Operational AI applications offer immediate value by focusing on business optimization rather than just content generation. “The missing conversation is operational intelligence — how AI can optimise the business of broadcasting, not just the content creation,” Otterway said. “Whilst the industry focuses intensively on AI for content generation and post-production enhancement, we’re overlooking AI’s transformative potential for operational efficiency and sustainability.”

Practical AI implementations focus on areas where AI outperforms humans. “We’ve implemented AI-powered automatic subtitling that outperforms human transcribers in high-stress environments,” said Jan Weigner, CTO of Cinegy. “Unlike humans who need rotation every 15 minutes to maintain quality, our AI delivers consistent, broadcast-grade results all day long. That’s practical AI.”

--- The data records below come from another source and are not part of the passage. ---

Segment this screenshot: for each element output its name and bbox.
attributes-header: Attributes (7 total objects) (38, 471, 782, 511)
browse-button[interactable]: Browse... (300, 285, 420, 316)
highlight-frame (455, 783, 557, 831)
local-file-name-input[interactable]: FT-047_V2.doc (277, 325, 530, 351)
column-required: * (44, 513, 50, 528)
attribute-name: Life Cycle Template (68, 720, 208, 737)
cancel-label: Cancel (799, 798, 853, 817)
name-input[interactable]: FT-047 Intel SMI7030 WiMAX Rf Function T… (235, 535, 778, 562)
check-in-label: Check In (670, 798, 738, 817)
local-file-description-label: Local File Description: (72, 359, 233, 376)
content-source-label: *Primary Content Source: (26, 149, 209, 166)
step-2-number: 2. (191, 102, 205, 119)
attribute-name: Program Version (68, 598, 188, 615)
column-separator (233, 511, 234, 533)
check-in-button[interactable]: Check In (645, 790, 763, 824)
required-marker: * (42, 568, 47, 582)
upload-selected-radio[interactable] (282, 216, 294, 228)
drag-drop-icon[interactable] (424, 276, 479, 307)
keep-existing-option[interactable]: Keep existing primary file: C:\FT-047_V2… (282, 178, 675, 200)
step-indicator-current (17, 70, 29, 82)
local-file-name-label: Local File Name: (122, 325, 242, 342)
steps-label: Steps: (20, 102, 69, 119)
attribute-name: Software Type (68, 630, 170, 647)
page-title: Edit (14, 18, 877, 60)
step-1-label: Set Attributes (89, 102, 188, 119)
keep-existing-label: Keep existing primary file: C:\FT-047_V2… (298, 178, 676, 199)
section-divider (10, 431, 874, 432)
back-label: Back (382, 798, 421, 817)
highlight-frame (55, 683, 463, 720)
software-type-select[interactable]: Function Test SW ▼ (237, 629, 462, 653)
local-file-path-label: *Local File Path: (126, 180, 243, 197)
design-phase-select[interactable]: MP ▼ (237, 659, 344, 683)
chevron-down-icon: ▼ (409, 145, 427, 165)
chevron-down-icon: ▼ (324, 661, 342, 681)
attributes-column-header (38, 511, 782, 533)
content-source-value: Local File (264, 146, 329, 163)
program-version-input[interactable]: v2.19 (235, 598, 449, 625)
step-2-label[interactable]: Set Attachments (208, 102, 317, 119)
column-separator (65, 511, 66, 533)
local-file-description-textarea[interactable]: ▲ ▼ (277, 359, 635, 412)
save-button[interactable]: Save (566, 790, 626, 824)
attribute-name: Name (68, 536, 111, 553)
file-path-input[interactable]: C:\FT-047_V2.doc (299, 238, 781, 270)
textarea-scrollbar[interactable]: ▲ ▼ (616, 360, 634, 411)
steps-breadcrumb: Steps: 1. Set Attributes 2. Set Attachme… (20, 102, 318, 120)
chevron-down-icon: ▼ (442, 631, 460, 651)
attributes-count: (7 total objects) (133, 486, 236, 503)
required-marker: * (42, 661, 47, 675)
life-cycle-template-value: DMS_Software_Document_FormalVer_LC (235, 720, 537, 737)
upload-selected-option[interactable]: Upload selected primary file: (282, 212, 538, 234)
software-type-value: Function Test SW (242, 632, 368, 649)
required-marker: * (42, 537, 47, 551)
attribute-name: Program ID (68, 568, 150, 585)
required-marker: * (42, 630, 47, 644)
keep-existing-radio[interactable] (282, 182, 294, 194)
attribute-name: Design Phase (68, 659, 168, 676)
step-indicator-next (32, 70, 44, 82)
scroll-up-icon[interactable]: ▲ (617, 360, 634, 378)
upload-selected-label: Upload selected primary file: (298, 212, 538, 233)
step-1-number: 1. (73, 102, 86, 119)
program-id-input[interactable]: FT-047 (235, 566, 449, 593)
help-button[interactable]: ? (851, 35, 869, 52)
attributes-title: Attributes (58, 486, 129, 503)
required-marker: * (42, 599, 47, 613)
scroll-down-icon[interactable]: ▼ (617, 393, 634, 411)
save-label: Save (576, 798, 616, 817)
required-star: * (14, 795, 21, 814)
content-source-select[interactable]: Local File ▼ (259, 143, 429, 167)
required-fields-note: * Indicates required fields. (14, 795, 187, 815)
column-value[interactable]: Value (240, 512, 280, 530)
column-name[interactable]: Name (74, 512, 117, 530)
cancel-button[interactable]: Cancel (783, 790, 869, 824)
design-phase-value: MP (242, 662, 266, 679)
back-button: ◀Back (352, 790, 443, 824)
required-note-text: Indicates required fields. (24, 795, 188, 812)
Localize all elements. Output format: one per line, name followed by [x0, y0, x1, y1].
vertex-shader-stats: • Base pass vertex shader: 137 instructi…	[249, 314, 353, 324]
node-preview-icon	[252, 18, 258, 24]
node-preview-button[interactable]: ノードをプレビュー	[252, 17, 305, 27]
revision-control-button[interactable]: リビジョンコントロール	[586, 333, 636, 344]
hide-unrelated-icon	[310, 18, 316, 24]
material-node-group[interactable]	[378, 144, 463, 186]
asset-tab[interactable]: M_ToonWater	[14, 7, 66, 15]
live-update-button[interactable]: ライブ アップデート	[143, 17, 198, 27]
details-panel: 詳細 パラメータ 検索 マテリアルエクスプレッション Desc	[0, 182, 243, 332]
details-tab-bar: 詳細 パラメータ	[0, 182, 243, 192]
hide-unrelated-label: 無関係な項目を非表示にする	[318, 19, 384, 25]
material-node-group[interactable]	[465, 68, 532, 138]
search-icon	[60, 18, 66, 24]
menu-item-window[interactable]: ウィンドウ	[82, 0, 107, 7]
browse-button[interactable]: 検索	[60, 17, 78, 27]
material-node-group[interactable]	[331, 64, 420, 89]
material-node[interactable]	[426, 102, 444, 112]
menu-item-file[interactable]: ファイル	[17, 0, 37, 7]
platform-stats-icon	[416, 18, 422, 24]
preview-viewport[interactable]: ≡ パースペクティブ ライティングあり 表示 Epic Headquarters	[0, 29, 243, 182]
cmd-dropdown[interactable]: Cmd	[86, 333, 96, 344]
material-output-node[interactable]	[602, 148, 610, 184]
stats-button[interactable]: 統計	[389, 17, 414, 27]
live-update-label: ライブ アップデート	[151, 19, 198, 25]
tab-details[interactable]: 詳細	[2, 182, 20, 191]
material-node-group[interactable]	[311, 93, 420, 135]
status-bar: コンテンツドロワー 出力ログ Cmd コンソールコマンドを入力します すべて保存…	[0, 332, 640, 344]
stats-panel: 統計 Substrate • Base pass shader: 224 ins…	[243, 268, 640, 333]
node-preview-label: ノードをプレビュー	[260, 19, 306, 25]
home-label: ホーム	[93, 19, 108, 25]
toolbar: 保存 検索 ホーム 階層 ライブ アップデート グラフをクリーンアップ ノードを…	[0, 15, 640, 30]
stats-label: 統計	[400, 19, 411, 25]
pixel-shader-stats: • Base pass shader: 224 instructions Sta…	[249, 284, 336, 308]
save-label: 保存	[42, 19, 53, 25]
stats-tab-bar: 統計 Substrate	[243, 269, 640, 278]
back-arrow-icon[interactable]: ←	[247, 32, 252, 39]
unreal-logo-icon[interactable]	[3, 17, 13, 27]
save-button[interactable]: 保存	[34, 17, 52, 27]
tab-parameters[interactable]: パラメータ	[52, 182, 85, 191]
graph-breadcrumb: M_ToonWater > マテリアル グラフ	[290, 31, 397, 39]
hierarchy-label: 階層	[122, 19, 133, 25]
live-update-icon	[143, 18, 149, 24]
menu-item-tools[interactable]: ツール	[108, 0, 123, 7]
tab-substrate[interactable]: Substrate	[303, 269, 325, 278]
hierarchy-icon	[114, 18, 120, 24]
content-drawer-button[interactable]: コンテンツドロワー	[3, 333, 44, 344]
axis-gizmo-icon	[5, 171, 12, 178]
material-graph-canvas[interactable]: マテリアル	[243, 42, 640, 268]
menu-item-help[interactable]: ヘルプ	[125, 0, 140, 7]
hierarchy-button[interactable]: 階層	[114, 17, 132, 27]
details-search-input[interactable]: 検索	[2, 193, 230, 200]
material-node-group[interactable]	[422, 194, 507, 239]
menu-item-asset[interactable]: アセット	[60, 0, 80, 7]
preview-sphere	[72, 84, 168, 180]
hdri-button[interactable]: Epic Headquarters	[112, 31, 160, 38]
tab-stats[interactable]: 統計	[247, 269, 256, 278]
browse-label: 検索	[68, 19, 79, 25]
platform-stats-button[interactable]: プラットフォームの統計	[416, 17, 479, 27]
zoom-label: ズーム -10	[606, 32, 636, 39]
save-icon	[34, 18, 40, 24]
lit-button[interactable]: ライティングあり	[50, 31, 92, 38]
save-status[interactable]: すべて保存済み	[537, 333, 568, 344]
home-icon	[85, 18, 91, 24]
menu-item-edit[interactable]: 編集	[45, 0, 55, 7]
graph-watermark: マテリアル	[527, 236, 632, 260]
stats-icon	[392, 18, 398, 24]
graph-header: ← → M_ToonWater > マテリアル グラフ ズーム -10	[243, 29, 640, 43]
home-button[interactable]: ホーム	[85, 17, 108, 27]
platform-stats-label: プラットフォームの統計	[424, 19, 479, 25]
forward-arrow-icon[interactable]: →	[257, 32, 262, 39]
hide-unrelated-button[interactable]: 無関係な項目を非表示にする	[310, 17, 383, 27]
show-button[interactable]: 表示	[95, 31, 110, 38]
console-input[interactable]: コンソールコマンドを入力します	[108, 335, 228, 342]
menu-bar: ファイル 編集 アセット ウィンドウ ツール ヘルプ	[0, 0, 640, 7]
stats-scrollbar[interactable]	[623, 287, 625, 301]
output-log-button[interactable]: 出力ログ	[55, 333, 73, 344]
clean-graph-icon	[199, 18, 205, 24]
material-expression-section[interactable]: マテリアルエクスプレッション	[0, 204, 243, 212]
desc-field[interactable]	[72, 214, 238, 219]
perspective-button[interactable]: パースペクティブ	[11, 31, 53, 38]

Ethical AI deployment is crucial, especially regarding content licensing. “Organizations like Troveo, Adapt Global, and others have embarked on an ethical content aggregation journey by licensing content from creators to accelerate and train AI video platforms like Moonvalley, OpenAI and others,” said Majed Alhajry, CTO and interim CEO at MASV. “By collecting content from studios and creators, a new market has emerged for AI content curation.” “Signing licensing deals instead of scraping content ensures ethical and transparent AI usage in video and broadcasting,” Alhajry added. “Studios and creators can now supplement their work with AI content that is ethically trained, where all contributors benefit along the production chain.”

As IBC 2025 approaches, operational AI applications are expanding into core business processes, focusing on seamless integration and measurable efficiency improvements. IBC 2025 will offer opportunities to evaluate these applications and their potential impact on business performance and operational efficiency.